One of the most exciting and promising new products emerge in the banking industry over the last five years is Supply Chain Finance (SCF) which in its narrow definition is synonymous for Reverse Factoring. In essence it provides non recourse financing to the Key Suppliers of large Corporate Buyers.

The innovation that SCF brings to the table is its intelligent use of IT technology, hooking up all of the traditional trade partners on a single technology platform where Buyers and Key Suppliers share information on the status of trade receivables which in turn triggers finance moments. It is the transparency created by SCF which makes it possible for the Bank to provide higher levels of financing, process payments automatically and provide funding much faster to the Supplier than when compared to the traditional instruments like L/Cs or factoring schemes.

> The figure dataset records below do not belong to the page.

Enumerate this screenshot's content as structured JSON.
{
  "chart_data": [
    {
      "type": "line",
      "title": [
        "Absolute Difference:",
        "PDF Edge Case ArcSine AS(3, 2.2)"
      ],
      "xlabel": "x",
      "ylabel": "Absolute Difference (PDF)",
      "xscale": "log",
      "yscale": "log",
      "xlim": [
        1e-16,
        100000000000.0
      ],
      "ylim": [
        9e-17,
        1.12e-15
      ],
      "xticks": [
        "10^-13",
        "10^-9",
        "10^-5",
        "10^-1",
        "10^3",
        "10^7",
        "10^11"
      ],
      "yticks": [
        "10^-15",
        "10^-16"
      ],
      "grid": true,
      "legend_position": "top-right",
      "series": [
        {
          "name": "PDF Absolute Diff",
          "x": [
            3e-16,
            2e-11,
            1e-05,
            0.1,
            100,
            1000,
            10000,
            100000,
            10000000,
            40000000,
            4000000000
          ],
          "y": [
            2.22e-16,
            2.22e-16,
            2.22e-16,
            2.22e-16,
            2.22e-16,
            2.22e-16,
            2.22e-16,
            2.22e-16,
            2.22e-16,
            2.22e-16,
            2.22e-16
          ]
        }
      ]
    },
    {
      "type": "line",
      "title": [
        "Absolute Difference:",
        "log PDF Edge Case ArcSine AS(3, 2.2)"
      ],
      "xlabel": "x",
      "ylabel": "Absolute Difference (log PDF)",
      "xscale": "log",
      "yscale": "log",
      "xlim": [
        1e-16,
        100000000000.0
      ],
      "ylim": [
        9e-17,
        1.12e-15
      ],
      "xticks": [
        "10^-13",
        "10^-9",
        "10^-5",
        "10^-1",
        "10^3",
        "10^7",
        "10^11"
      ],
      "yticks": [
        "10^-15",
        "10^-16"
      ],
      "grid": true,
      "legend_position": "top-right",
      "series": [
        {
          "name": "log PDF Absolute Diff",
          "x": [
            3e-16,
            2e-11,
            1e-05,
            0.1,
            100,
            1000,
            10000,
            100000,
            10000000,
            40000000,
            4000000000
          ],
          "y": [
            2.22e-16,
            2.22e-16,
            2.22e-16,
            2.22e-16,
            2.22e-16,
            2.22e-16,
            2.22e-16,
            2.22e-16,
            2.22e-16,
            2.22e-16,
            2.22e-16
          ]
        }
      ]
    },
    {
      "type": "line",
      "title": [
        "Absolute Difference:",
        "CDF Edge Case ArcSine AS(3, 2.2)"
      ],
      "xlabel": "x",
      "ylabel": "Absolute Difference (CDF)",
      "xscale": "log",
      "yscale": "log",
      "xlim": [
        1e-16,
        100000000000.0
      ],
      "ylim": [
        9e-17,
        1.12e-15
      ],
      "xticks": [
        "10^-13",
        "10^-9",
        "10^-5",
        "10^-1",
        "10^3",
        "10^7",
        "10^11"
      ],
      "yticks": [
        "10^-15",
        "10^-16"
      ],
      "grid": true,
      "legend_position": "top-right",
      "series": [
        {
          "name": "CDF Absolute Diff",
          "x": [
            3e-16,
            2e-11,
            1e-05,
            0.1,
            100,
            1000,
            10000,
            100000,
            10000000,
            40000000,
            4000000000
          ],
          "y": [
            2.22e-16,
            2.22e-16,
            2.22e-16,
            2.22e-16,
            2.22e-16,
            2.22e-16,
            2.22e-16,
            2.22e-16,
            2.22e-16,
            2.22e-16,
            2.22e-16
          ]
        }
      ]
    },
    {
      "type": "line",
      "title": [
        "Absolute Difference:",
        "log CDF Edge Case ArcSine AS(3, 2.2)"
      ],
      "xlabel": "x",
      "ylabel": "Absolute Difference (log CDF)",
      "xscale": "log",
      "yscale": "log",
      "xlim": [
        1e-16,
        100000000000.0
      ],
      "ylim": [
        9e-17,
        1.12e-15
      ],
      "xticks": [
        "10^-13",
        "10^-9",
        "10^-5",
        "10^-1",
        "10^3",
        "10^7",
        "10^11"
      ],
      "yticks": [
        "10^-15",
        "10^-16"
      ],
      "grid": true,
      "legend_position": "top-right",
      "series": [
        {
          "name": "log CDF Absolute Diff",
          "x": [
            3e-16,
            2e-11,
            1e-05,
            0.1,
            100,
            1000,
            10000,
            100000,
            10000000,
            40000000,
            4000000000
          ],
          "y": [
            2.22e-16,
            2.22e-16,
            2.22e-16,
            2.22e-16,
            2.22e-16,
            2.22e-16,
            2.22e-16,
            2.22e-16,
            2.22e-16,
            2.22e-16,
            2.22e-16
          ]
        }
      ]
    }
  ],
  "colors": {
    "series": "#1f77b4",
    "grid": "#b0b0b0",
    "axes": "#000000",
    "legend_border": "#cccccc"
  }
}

SCF creates a true win-win for all the parties involved and can therefore be considered the biggest financial innovation since the invention of the L/C. SCF may be one of the most attractive tools for companies to diversify funding sources, enrich and solidify their relationships with Suppliers and their core Banks.

At ING we define SCF as follows:

“Supply Chain Finance takes care of outgoing payments to Suppliers with the possibility to advance those payments based on the Buyer’s credit rating. This enables the Buyer to keep long terms or even stretch days payable, while the Suppliers’ position is not weakened.”

A Technology Platform connects Buyer, Suppliers and Investors (Banks) to facilitate invoice and credit note reconciliation, invoice trading and settlements between the parties.” SCF is also known in the market as Reverse Factoring as it is receivables driven financing with the initiative taken by the debtor. SCF puts a lot of emphasis on automation of business processes as it is closely related to reconciliation processes, e-invoicing and payment factoring. Reverse Factoring which can be totally manual or paper-based, is not interrelated with other key business processes.

The key difference of SCF with Traditional Factoring is that the Bank’s risk exposure is fully concentrated on one Buyer. Instead of one Supplier and many Buyers (in case of Traditional Factoring). The similarity of all factoring products is that the Bank (the Factor) is taking over receivables from the Supplier, finds some way to mitigate its risks and wants to cash in the outstanding payments to be done by Buyers.